Softneck garlic’s advantage is that it stores longer. When you purchase a head of garlic in the grocery store, it’s likely a softneck variety. I never have grown softneck but would like to try because I think garlic wreaths are the prettiest, and softneck garlic is needed to make those.


Read more: Try this delicious recipe for garlic-rosemary bread!


 

How to Source Seed Garlic

I have never started garlic from seed, rather from cloves. I grow a variety that was developed by friends to thrive in my area of Kentucky.

You could purchase organic garlic at the grocery store, as it wouldn’t have been treated with growth retardants. It’s better to purchase reliable, disease-free seed garlic from a trusted source, whether that’s a farmer or a seed company.

How to Grow Garlic

You know what garlic looks like: That head forms underground, so the soil needs to be loose enough for the cloves to fill out.

Plant each clove, pointy-end up, about 6 inches apart in rows 1 foot apart. I’ve read different spacing requirements, and this is what works for me. Push the cloves into the ground to about twice the clove’s depth.

Mulch to insulate it through the winter and also to suppress weeds. You’re in this crop for the long haul—it’ll grow for 8 or so months—and you don’t want to have to weed your garlic constantly.

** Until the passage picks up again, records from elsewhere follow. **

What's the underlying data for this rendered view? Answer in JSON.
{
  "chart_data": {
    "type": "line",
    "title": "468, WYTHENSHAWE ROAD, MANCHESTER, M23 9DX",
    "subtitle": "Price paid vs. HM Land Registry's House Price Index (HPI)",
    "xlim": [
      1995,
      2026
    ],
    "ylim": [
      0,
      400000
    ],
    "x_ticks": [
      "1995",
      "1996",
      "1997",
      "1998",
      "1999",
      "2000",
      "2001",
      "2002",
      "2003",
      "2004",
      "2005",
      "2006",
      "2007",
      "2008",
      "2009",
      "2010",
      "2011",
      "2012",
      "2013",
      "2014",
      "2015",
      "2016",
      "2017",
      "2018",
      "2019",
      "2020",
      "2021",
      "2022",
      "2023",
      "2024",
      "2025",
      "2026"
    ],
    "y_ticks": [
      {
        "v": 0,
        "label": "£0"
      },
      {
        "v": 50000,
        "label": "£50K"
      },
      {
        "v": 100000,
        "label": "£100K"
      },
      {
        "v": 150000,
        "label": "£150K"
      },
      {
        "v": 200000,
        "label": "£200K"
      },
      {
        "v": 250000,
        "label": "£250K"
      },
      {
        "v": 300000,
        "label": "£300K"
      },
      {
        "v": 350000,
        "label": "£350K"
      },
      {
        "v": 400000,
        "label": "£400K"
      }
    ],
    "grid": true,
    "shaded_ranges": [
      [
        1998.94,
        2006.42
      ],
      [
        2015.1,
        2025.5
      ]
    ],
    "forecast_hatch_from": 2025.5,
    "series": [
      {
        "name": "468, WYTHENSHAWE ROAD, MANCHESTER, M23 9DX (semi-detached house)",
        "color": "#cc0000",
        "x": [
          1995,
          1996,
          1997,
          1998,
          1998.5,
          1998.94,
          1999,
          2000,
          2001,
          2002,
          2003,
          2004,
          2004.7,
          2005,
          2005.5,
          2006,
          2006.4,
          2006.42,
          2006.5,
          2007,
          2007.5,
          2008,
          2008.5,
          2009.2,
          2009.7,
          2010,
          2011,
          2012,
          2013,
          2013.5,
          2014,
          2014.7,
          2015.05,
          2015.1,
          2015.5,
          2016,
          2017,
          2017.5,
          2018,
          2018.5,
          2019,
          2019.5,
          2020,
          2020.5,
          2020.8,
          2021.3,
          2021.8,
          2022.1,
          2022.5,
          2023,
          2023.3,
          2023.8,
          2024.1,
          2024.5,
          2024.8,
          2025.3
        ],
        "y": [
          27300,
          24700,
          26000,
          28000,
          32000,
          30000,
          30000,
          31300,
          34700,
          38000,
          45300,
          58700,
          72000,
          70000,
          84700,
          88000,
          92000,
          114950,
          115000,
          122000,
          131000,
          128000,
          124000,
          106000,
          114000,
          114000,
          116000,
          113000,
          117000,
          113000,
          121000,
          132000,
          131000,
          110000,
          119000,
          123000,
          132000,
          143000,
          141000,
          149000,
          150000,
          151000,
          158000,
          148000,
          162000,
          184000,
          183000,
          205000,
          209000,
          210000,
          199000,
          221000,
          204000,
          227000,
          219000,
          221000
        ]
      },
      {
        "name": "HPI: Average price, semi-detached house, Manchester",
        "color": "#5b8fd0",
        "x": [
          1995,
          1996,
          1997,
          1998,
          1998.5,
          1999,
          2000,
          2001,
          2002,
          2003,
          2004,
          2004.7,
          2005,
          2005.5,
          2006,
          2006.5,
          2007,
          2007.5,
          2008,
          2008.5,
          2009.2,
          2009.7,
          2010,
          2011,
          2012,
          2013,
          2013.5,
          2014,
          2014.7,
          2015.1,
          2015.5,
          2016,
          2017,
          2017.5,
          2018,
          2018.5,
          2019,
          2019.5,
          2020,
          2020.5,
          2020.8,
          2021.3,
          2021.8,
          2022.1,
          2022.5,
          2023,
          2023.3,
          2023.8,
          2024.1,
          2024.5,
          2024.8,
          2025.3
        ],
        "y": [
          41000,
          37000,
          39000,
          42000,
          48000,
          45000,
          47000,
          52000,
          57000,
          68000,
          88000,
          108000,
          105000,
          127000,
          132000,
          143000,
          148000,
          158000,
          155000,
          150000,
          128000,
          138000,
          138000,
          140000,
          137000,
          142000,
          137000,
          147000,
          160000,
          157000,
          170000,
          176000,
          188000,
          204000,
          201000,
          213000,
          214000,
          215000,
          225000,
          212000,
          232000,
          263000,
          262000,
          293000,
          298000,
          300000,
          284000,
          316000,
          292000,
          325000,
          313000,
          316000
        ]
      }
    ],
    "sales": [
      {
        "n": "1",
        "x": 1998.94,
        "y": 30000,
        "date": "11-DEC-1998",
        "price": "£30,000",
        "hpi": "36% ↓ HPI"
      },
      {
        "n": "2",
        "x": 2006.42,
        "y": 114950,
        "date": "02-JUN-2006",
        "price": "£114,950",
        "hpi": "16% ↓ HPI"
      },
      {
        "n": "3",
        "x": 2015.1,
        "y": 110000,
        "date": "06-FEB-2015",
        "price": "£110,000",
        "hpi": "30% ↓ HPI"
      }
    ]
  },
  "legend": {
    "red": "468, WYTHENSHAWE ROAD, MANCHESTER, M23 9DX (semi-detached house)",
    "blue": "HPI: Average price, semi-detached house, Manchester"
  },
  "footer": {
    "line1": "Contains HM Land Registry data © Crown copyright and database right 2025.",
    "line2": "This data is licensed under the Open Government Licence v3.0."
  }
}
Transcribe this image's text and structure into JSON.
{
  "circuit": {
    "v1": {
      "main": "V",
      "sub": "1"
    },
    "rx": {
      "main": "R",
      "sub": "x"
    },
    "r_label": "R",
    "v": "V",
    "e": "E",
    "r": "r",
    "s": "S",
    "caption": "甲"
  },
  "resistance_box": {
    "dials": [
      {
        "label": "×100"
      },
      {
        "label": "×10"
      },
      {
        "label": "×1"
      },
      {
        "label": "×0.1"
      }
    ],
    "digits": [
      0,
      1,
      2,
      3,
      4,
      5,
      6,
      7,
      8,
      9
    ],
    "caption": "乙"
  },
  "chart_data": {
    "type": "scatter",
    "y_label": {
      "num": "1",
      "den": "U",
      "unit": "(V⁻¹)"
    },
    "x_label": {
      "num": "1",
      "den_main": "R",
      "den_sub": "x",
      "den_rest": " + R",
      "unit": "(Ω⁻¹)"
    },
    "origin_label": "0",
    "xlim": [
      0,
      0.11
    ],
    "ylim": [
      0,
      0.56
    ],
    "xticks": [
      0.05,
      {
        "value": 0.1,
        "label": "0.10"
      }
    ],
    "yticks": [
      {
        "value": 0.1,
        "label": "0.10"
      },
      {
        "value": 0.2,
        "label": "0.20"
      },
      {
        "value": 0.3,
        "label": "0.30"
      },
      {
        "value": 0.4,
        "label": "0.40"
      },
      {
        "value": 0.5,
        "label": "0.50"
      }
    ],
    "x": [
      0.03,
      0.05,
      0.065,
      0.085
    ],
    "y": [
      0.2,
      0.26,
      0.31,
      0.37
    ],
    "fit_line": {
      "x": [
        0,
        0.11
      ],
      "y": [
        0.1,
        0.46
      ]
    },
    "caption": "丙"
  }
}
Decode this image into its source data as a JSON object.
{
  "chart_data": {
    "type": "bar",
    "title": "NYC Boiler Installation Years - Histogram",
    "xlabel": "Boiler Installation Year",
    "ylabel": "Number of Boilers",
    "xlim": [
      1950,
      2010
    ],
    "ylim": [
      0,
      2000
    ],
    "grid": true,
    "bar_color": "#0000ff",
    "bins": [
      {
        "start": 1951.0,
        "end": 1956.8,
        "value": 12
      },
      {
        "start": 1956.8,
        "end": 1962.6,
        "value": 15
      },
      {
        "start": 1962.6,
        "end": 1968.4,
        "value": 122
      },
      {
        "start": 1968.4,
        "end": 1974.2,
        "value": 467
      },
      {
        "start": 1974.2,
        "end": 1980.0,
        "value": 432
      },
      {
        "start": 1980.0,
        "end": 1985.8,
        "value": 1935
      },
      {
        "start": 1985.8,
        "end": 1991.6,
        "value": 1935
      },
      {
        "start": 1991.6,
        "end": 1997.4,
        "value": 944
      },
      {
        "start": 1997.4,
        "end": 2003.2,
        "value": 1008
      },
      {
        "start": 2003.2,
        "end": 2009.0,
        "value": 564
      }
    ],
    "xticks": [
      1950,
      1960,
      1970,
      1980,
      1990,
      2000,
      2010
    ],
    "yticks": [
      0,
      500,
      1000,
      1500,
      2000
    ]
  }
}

Pull back the mulch to cultivate once after the stalks emerge in the fall and once after the weeds emerge in the spring.

Garlic wants regular watering to get established and again in the spring as heads are growing.

How to Harvest Garlic

Harvest is generally in June around here.

Wait until the bottom two leaves on the plant have died. Test-dig a garlic head to see how it looks. The skin will be pliable. You want to see a head with individually formed cloves and skin running between each clove. If your garlic head looks more like an onion, with one big head but no cloves, give the crop another couple of weeks. (Eat the head you dug—it will be delicious.)

You’re going to want to try to pull up the garlic by its top, but save yourself the frustration. You’ll pull the tops off more heads than not, and you need the tops to cure the garlic properly.

Instead, use a digging fork about 1 foot away from the plant to loosen the soil. The whole plant, head and all, should come up easily.

Sort through your garlic heads to separate out the largest—save these for planting next year—and any that are damaged (use these first).


Read more: Read more about harvesting and curing homegrown garlic.


How to Store Garlic

The curing process is important. I’ve done this several ways and will explain my preferred method.

After harvest, knock off mud clinging to the head. Don’t hose them off, though.

Cut the stringy roots off the bottom of the head. Be careful to not cut the bottom of the head itself.

Make bunches of six or so garlic stalks, and tie one bundle on each end of a piece of baling twine. I use a slip knot so the bundles remain secure as the garlic dries.

Hang each piece of twine from the rafters of a barn or garage—someplace dry with good airflow.

I leave mine hanging until I need them or the first frost arrives in the fall—whichever comes first. After this, move them to mesh bags or baskets in a cool, dry place in your home, out of direct sunlight.

How to Eat Garlic

I’d probably have an easier time writing about the dishes in which I don’t use garlic. It’s likely you’ll find me adding an additional clove to what the recipe requests. Garlic improves nearly everything, including bread, simple roasted potatoes and salad dressing.

I have even made garlic chocolate chip cookies.

Give garlic a go in your garden this fall. You’ll have aromatics to flavor your meals, protection from blood-sucking monsters and an excuse to make this cute yucca leaf basket while you gaze longingly at seed catalogs this winter.